The South Korean government is considering a plan to separate trade talks with the U.S. from the upcoming summit meeting between President Moon Jae-in and his U.S. counterpart Donald Trump later this month to focus on pressing security issues, including North Korea’s nuclear weapons and missile programs.
A high-ranking government official said Wednesday that due to a tight lead time and the gravity of security issues, Cheong Wa Dae and multiple government ministries are working on an idea to leave pending trade issues, including the possible renegotiation of the KOR-US free trade agreement (FTA), to a separate consultative body of top officials from the two countries.

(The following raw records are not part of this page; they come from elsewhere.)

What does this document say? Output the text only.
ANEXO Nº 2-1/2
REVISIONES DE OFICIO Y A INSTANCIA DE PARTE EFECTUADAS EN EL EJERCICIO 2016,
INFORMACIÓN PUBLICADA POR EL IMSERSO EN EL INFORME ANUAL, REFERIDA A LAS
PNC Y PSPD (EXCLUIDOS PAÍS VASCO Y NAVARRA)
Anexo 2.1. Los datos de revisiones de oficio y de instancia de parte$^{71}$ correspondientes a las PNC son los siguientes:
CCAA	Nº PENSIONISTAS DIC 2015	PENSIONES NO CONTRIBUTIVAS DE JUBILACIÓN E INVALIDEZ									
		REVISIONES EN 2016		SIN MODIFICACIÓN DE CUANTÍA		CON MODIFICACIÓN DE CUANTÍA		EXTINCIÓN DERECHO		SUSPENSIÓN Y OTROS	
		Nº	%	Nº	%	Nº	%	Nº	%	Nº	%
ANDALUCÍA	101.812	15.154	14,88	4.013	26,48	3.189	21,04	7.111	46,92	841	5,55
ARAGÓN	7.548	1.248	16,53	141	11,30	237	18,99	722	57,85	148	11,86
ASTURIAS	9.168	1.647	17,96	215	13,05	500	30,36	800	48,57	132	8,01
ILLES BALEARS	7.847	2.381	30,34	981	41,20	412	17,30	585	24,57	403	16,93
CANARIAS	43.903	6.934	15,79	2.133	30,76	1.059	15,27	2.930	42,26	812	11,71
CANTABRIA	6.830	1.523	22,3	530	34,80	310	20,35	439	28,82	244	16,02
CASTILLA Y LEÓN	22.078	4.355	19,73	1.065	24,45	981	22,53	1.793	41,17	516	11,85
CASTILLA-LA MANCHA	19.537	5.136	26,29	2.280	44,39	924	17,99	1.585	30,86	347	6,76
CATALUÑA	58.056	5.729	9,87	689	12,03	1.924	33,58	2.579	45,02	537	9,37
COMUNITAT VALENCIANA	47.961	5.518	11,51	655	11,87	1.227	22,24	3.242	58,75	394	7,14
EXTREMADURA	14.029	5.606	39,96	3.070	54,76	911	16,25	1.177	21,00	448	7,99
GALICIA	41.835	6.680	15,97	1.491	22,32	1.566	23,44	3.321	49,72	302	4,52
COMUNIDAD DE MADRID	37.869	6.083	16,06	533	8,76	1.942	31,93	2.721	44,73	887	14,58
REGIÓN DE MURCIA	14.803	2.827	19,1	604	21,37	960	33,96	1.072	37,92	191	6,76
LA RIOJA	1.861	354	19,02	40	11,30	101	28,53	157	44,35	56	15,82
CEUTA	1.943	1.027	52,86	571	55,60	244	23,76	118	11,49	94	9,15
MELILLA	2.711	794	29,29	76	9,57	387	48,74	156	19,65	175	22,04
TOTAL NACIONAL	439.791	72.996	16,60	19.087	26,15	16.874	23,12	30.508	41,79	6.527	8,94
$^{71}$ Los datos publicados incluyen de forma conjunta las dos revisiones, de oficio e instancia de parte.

In a recent interview, President Trump called the trade pact with Seoul a "horrible deal", saying that Washington already informed the Seoul government of its intention to renegotiate it.
The formation of a separate consultative body is inspired by preceding summit talks between the U.S. and Japan and the U.S. and China held in February and April, respectively. The Washington government agreed to open a high-level economic meeting channel with Tokyo and to launch a 100-day action plan with Beijing. Seoul is closely watching how these separate channels are working now, the official said.

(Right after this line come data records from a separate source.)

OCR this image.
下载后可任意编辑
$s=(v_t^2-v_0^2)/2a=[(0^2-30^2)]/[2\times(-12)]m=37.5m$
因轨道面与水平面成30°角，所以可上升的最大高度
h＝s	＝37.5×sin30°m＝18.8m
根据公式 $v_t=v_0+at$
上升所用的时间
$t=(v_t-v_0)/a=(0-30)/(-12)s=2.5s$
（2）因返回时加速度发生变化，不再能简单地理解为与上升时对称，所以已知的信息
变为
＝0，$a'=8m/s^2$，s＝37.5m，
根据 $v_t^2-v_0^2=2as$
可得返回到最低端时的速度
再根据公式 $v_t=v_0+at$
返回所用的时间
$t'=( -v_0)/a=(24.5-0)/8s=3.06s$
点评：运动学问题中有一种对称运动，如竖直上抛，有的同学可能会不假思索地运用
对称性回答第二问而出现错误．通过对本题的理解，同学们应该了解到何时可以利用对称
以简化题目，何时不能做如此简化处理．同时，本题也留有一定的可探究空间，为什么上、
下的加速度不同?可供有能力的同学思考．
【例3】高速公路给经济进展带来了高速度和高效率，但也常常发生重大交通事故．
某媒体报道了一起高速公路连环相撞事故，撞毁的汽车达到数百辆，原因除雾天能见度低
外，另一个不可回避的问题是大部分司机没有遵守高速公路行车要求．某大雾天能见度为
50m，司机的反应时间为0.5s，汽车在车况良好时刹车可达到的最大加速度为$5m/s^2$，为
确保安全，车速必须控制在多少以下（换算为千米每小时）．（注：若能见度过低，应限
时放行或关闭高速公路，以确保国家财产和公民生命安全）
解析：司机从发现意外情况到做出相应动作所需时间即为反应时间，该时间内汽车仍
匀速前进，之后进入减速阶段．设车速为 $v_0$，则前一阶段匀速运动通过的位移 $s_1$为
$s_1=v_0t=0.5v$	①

When President Trump met with Chinese President Xi Jinping in April, they agreed on a 100-day action plan to address trade imbalance and other thorny issues, and U.S. Secretary of Commerce Wilbur Ross claimed it is “the most important outcome of the two presidents’ meeting.”

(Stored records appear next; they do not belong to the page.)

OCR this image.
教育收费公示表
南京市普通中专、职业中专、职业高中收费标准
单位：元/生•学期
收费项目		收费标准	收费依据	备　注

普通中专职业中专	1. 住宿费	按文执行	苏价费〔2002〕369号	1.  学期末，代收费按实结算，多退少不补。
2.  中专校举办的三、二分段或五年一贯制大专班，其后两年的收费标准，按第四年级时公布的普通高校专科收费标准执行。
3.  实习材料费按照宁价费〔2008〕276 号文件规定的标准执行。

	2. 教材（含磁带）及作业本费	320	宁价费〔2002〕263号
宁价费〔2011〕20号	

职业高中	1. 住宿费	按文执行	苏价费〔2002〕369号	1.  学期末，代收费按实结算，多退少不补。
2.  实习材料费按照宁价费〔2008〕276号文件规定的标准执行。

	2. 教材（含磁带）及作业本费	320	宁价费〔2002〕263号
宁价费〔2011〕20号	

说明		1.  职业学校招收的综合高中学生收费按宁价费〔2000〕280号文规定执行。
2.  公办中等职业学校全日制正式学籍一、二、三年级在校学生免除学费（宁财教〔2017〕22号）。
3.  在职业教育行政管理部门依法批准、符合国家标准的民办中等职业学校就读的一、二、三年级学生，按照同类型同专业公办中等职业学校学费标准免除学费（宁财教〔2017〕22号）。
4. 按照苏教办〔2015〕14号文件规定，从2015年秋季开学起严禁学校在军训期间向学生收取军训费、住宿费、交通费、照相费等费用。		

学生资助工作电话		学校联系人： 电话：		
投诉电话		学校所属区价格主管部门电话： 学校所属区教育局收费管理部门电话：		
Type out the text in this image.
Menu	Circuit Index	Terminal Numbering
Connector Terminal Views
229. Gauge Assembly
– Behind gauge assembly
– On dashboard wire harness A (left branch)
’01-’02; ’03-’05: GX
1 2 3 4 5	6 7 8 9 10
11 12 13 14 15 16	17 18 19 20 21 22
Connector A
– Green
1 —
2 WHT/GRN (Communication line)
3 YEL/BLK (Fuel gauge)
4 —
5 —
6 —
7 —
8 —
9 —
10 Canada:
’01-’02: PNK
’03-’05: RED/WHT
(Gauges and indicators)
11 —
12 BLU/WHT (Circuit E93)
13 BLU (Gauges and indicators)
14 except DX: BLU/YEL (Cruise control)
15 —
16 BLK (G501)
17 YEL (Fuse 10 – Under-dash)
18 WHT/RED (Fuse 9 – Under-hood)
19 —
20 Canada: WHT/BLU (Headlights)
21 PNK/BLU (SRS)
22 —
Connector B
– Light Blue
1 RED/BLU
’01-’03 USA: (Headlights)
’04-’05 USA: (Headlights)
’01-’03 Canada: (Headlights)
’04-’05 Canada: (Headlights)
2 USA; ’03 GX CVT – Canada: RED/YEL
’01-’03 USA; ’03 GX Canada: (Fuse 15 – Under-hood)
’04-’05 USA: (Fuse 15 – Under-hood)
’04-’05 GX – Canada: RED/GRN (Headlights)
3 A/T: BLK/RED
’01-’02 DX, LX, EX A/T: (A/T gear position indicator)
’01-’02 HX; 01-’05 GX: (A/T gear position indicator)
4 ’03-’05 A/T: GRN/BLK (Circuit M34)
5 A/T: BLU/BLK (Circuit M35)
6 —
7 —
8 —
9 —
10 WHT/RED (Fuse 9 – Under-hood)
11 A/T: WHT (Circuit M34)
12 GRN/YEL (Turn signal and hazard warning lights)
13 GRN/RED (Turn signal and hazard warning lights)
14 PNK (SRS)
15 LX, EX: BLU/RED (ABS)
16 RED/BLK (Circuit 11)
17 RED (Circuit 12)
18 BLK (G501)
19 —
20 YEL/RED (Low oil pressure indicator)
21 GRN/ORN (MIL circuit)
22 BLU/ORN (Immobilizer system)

President Moon will fly out to the U.S. on June 28 for a two-day summit with U.S. President Trump starting 29. Moon’s aids, cabinet members and local business leaders will join his first overseas trip to the U.S.
His first state visit to the U.S. will take place 50 days after his inauguration, the fastest record for a Korean president. The two allies face challenges to iron out differences over dealing with North Korea and its alarming missile and nuclear program, the deployment of the U.S. Terminal High Altitude Area Defense (THAAD) system, and the Korea-U.S. FTA pack under explicitly conservative and liberal leaders.